La biche aux vagues nerfs
par Jocelyn Gagnon et Mélanie Cossette-Gagnon
29 février et 1er mars 1992

La vie est toute en «came»… on dit qu'elle ose iris et que nouille par brise. Croyons durant quelques heures que la pluie dépasse la ligne rouge quasi invisible; que l'apnée se mange et les grille-pain savent nager. Voici donc l'histoire de l'ongle, incarné par Wagner, qui justement «vaguait» sur les cordes d'un piano en bois d'asperges.

La biche était aux «aboie», et comme la caravane passait, le Petit Chaperon rouge se faisait manger par la méchante belle-mère. Quelle méchant petite biche! se serait dit sa mère si elle l'avait aperçue à ce moment-là, et elle prit alors la décision de chercher un but à son chemin, en commençant par le début. Chiche, la biche ne donna qu'une miche au comte De Guiche de la niche en friche qui s'affiche aux riches mais cela, on s'en fiche! En fait, si elle avait rencontré le Petit Chaperon rouge en plein bois avec une carabine, elle aurait sans doute préféré se faire tirer une balle entre les deux jambes que de mourir née. Et ça, c'est très peu recommandé pour se «déplatdemargarinenplastiquiser», Petit Chat peur ou pas.

- Sans vouloir trop appuyer sur la chanterelle, avait cru bon de dire la femelle du cerf, j'ajouterais qu'il suffit d'un rien pour qu'il ne se passe pas grand-chose, et que c'est justement lorsqu'il y a apparence de non-sens qu'il ne faut pas se fier à ce que nos yeux s'imaginent qu'on voit.

- Amanite tue mouchez-vous donc, plutôt que de bramer tout ce qui ne vous passe pas par la tête, parvint à articuler le Sphinx-Terre qui éprouvait des difficultés à se retenir, vous contribuerez ainsi à faire reculer la cause scientifico-cerf-velle…

Un ressac s'ensuivit alors, entraînant la biche et le lion à postérieur de femme en un abysse globuleux.

C'est alors que l'ongle, incarné par Wagner, leur lança son collier de puntarelle pour les sauver de ce sort peu enviable. Mais comme toujours, c'était relativement inutile, il fallut attendre qu'un faon passe dans le coin, et que le coin soit à angle droit, sinon il aurait été impossible de refaire le coup du Chaperon à chapeau carré. Ils n'eurent pas d'autre solution que de franchir la Marche Nuptiale, en une enjambée spectaculaire, à en faire tomber les taches du faon. Malheureusement, les rôties brûlèrent, faute de bouée de sauvetage, et le piano s'étouffa. Tout était à recommencer.

L'ongle entreprit plutôt de danser le zapatéado avec le plus de gens possibles, pour voir s'il se ferait écraser (peut-être trouverait-il une biche non-fumeuse qui jouerait le rôle du dominant…) Tout se déroulait à merveille, jusqu'à ce que l'appendice cutané non capillaire se retrouve couvert de «prune framboisée #5», de la lunule à la pointe. Le zapatéado tourna en fajita, avec sauce piquante. Tout était à recommencer.

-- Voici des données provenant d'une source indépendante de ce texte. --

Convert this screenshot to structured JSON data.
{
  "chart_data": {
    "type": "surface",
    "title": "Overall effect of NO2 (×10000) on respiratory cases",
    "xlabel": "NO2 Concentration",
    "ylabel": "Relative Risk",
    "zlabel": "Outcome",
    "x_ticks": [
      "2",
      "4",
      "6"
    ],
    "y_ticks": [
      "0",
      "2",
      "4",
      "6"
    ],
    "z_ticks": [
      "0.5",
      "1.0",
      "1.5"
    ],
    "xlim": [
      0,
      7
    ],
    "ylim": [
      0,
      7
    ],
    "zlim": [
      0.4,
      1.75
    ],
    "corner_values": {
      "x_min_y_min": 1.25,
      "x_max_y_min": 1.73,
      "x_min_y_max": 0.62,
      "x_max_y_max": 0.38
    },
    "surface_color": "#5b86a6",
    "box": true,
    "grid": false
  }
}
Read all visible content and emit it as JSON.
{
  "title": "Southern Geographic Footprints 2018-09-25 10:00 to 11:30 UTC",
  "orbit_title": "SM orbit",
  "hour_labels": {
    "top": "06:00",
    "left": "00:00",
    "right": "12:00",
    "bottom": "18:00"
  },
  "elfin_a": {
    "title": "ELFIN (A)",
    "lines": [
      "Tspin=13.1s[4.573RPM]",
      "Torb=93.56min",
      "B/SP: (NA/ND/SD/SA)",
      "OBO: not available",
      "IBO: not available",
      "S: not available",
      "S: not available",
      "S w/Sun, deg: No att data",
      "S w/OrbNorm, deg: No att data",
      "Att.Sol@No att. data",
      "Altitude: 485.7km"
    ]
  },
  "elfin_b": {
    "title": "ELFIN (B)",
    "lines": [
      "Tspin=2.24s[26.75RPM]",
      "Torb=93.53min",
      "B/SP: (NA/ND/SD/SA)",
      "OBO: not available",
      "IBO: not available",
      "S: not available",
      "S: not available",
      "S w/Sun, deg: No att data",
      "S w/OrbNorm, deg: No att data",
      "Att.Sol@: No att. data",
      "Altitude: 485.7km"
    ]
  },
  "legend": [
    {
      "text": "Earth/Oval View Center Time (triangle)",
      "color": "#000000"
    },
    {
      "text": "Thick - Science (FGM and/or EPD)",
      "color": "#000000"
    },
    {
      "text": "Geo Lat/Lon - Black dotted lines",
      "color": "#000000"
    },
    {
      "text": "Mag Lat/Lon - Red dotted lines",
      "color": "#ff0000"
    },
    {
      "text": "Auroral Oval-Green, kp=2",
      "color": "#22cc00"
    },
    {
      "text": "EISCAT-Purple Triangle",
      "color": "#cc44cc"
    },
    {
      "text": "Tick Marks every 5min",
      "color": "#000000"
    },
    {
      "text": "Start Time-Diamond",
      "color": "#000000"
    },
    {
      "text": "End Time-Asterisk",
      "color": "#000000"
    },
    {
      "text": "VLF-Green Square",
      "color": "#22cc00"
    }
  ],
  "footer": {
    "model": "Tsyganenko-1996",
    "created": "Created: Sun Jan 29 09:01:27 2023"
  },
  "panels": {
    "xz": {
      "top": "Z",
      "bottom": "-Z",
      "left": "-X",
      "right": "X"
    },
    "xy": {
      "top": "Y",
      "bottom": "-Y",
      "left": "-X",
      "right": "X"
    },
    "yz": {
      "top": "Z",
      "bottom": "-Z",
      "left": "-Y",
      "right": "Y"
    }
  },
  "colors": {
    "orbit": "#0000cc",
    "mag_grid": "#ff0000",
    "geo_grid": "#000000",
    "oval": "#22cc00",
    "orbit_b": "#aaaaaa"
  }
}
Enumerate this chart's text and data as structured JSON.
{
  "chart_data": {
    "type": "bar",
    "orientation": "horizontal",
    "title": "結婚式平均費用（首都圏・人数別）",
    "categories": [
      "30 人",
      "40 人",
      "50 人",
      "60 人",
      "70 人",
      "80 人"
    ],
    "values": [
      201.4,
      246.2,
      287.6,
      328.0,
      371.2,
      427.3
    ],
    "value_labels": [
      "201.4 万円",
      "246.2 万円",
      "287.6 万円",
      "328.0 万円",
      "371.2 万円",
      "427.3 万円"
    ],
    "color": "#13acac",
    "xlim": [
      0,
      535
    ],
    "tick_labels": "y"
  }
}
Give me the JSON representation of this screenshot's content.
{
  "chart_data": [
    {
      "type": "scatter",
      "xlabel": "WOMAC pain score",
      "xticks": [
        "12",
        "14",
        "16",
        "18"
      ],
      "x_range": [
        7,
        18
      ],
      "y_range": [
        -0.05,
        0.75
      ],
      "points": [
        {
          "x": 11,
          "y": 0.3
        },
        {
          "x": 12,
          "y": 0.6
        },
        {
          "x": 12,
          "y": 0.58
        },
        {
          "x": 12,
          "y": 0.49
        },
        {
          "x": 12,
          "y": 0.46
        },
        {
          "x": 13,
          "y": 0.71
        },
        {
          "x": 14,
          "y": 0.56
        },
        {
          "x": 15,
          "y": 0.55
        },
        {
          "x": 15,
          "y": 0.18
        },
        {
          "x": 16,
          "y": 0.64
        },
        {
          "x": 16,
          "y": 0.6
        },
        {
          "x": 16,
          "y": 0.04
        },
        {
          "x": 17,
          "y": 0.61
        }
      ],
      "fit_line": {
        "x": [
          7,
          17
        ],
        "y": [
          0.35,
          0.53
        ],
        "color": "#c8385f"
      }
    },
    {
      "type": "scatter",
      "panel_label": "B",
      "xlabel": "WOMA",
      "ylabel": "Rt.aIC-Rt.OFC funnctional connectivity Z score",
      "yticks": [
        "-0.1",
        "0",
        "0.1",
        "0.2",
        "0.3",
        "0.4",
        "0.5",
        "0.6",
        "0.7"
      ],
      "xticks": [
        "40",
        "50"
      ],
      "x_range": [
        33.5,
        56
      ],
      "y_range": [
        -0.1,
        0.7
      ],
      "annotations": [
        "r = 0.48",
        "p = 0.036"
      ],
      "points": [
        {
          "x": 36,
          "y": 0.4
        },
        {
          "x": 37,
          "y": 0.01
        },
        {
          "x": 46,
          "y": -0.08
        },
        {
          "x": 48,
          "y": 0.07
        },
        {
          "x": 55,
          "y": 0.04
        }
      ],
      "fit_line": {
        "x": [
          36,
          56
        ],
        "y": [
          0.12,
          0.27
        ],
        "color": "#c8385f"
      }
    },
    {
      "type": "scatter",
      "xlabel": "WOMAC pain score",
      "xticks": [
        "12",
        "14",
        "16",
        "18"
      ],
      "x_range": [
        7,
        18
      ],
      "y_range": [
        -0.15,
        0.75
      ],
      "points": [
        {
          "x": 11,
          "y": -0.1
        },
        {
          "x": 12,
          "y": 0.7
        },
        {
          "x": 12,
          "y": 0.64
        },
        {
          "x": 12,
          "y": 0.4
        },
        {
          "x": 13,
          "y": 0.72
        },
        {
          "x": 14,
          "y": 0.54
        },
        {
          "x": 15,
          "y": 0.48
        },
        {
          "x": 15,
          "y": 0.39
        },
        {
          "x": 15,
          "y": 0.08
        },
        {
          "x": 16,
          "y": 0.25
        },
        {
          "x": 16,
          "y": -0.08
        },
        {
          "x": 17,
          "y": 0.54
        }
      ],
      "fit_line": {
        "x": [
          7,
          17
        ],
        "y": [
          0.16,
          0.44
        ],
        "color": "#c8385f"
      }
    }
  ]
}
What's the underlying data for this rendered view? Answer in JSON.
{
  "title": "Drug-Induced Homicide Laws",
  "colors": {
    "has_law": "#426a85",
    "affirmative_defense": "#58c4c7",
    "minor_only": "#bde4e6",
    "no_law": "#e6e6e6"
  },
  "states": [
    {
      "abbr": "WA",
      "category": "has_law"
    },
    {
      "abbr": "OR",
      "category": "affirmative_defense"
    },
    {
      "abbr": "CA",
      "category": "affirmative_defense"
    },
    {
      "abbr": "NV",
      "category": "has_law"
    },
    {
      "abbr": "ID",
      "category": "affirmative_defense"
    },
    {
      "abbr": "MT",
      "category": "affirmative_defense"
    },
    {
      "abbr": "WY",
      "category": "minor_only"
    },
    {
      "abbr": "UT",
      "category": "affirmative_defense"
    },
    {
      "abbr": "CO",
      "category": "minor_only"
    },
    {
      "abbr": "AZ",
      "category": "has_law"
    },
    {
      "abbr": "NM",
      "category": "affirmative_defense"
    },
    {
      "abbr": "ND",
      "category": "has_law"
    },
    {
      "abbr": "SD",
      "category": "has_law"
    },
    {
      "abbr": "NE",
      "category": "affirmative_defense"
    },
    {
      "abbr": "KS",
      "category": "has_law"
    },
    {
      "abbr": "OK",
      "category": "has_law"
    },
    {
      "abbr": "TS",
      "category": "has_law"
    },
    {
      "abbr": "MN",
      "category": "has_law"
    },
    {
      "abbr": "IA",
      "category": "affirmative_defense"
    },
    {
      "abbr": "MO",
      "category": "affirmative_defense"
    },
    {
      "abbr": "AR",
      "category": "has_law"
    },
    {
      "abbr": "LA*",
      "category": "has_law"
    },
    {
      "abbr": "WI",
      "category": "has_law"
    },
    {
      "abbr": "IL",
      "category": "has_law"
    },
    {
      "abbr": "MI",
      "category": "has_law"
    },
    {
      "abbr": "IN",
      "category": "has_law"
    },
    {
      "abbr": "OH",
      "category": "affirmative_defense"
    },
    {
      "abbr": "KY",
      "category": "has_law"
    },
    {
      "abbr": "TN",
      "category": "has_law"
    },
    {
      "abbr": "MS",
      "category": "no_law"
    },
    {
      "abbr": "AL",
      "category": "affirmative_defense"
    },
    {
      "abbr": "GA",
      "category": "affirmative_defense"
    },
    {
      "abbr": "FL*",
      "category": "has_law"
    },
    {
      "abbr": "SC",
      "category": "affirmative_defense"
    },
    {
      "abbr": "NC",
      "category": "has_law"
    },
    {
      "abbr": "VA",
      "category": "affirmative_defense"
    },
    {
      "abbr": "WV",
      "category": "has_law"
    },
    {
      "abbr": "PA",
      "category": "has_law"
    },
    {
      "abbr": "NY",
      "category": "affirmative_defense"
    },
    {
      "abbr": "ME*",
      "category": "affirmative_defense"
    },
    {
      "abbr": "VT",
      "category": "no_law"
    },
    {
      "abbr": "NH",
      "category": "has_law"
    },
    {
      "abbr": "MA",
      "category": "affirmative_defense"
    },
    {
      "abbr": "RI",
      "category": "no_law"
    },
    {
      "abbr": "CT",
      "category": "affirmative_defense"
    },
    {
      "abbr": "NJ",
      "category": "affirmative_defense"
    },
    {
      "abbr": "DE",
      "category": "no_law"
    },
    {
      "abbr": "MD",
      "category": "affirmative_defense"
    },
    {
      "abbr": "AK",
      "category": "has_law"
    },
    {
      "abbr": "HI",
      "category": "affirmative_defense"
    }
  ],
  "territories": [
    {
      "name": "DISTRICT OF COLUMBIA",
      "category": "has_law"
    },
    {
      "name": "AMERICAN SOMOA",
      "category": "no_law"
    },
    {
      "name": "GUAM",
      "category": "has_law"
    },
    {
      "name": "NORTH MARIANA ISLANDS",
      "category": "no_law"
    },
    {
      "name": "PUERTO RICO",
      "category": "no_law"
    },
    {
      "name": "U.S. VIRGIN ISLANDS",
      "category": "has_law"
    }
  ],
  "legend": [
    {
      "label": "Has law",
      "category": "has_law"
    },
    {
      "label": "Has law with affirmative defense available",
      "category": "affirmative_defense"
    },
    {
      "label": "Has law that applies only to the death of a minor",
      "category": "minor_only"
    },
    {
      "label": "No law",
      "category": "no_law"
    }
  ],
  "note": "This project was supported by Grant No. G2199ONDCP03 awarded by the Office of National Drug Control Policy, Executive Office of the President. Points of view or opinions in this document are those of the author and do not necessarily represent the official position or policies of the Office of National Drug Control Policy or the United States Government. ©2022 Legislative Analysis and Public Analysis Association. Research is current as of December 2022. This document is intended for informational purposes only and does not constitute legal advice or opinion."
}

Heureusement, un second ressac, plus volumineux que le premier, ramena le Sphinx-Terre sur terre, et il se mit aussitôt à poser des questions à tout ce qui bougeait. Celui-ci se trouva pris à son propre jeu lorsque vint le tour de Réal Giguère.

- Pardi! se contenta-t-il de maugréer. Si j'avais su qu'on allait m'inclure dans cette histoire, je n'aurais certainement pas mis cet habit ridicule (il l'était, en effet) et j'aurais changé de nom!

- Tout le monde vous aurait reconnu, s'était contenté de préciser le Sphinx, et ça n'aurait rien changé.

Pendant ce temps, une étrange métamorphose se produisit chez la biche à force d'abois, ceux-ci avaient entrepris de lui pousser sur la tête. Une biche à bois…

- Étrange… fit l'ongle en se frottant l'abulgo.

Mais il comprit bien vite: Réal Giguère et le Sphinx rivalisaient d'ingéniosité avec toutes sortes de questions telles:

- Qui a eu l'idée d'inventer les bibelots?
- D'où vient le pâté chinois?
- Pourquoi y a-t-il un seul «m» à pomiculteur?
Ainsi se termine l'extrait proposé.